What is Interstellar dust?

Figure 1: The Sombrero galaxy. A thick dust lane in the disk of the Sombrero galaxy blocks the light of stars behind it. Image Credit: NASA/ESA and The Hubble Heritage Team (STScI/AURA)

Imagine we scale down size of the solar system so that the Earth is only 30 feet apart from the sun. In this scale model of the universe, the closest star to the Sun would be about 1700 miles away. It means that if your solar system model is located in Boston, the closest star to the Sun would be somewhere in Texas! Although the vast space between stars is more devoid of matter than even the best vacuums created in laboratories on Earth, this space is not entirely empty. It still consists of hydrogen, helium, and trace amounts of heavier elements, collectively which we call the “interstellar medium.”

About 99% of the interstellar medium is made of gas and the rest is “dust”. Interstellar dust are small solid particles, mainly less than ~ 0.0001 of the diameter of human hair, that is mixed with the interstellar gas. The interstellar dust has an important role in the formation of stars and planets in galaxies. Although dust constitutes only about 1% of the interstellar medium, it can have a profound effect on our observations of stars. Namely, dust particles can block much of the visible and UV light emitted from stars. Imagine the sun on a foggy day; it looks dimmer than it would on a sunny day. The reason is that particles in the air have blocked some of the sunlight. But, the amount of light and energy that is blocked is not lost, it just gets transferred to longer (infrared) wavelengths.

Figure 2: Young stars are enshrouded in clouds of gas and dust. These massive hot stars produce lots of energetic ultraviolet (UV) photons. Part of the UV light escapes the dust cloud, but part of it will be absorbed by dust particles and will be re-emitted in longer infrared (IR) wavelengths. The massive stars also produce ionizing UV photons that ionize the gas cloud surrounding them (mostly made up of Hydrogen atoms). The ionized region is called the HII region. Recombination of Hydrogen atoms emit emission lines, such as Hydrogen-alpha, which again will be partly absorbed by dust before reaching us. In order to recover the actual UV and emission lines’ brightnesses we need to know how much of the light was initially attenuated by dust.
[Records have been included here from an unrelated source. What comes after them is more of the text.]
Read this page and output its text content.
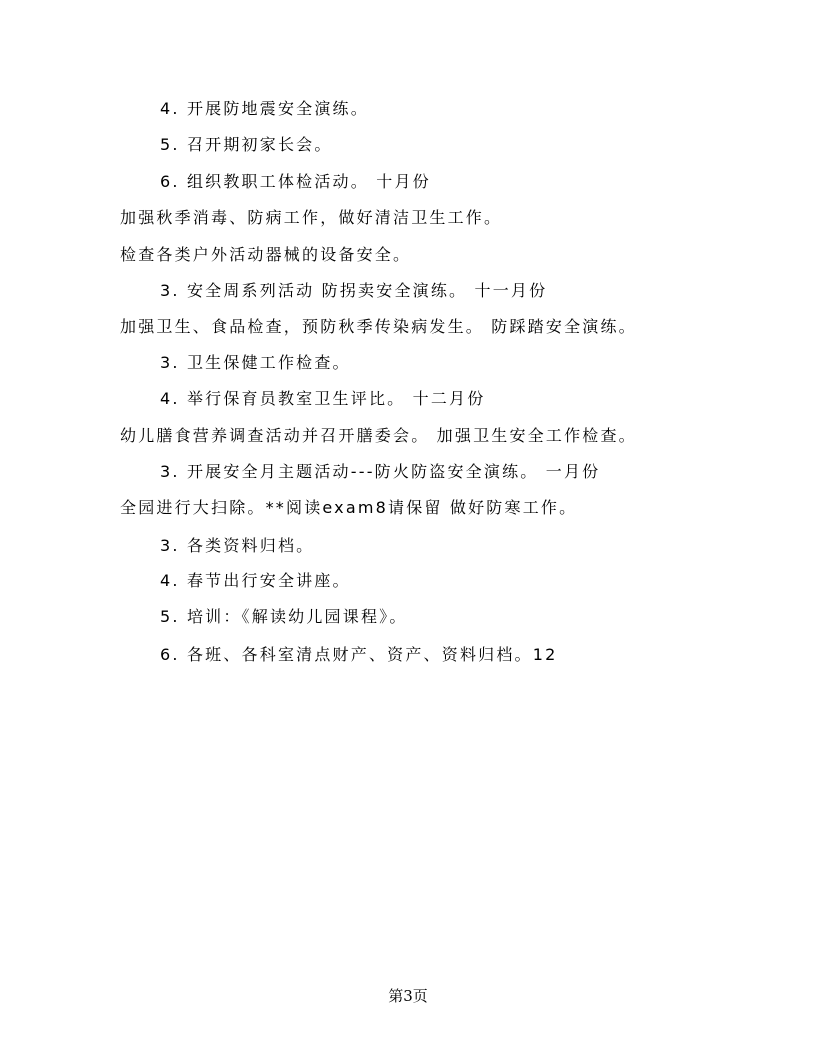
4. 开展防地震安全演练。
5. 召开期初家长会。
6. 组织教职工体检活动。 十月份
加强秋季消毒、防病工作，做好清洁卫生工作。
检查各类户外活动器械的设备安全。
3. 安全周系列活动 防拐卖安全演练。 十一月份
加强卫生、食品检查，预防秋季传染病发生。 防踩踏安全演练。
3. 卫生保健工作检查。
4. 举行保育员教室卫生评比。 十二月份
幼儿膳食营养调查活动并召开膳委会。 加强卫生安全工作检查。
3. 开展安全月主题活动---防火防盗安全演练。 一月份
全园进行大扫除。**阅读exam8请保留 做好防寒工作。
3. 各类资料归档。
4. 春节出行安全讲座。
5. 培训：《解读幼儿园课程》。
6. 各班、各科室清点财产、资产、资料归档。12
第3页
The same phenomenon absorbs starlight in galaxies and reradiates it at the longer wavelengths of infrared light. Because of the dust in our own galaxy, the Milky Way, we can not see the center of the Milky Way in visible light even on a very clear and starry night! Therefore, in order to measure the total light of the stars in a galaxy we need to know the properties of the dust, including its geometry and chemical composition, to calculate how much of the starlight at different wavelengths is absorbed.

With access to the Keck telescopes, the largest optical telescopes in the world, and using high resolution spectrometers, the MOSDEF team is able to accurately measure the degree to which dust obscures the most massive stars in very distant galaxies. In order to do that, we measure a quantity called “Balmer decrement”. Balmer lines are spectral emission lines of the hydrogen atom that result from electron transitions from higher levels down to the second energy level. These transitions happen when a hydrogen atom is excited due to absorbing energetic photons transmitted from hot and massive stars. Balmer decrement is referred to ratio of the intensity of two Balmer emission lines, the hydrogen-alpha line at 656.5 nm to the hydrogen-beta line at 486.3 nm. The ratio of these two emission lines stays almost the same in a wide range of different interstellar environments, such as different temperatures and electron densities. But as the two lines have different wavelengths, dust particles, if present, would obscure them at different degrees. Shorter wavelengths are absorbed more by dust particles than longer wavelengths. This effect is called “reddening”, as it causes your spectra to look redder in general. Due to reddening, in the presence of dust, hydrogen-alpha – which is at a higher wavelength – gets more attenuated than hydrogen-beta and their ratio (i.e., Balmer decrement) becomes larger than its theoretical value. In the MOSDEF survey, we can measure the ratio of hydrogen-alpha to hydrogen-beta intensities very accurately and by calculating its deviation from the theoretical value we are able to estimate the degree to which dust obscures the light of massive stars in the galaxies. With these measurements, our team is able to unveil the obscuring effects of dust in order to reveal the total number and types of stars in these galaxies.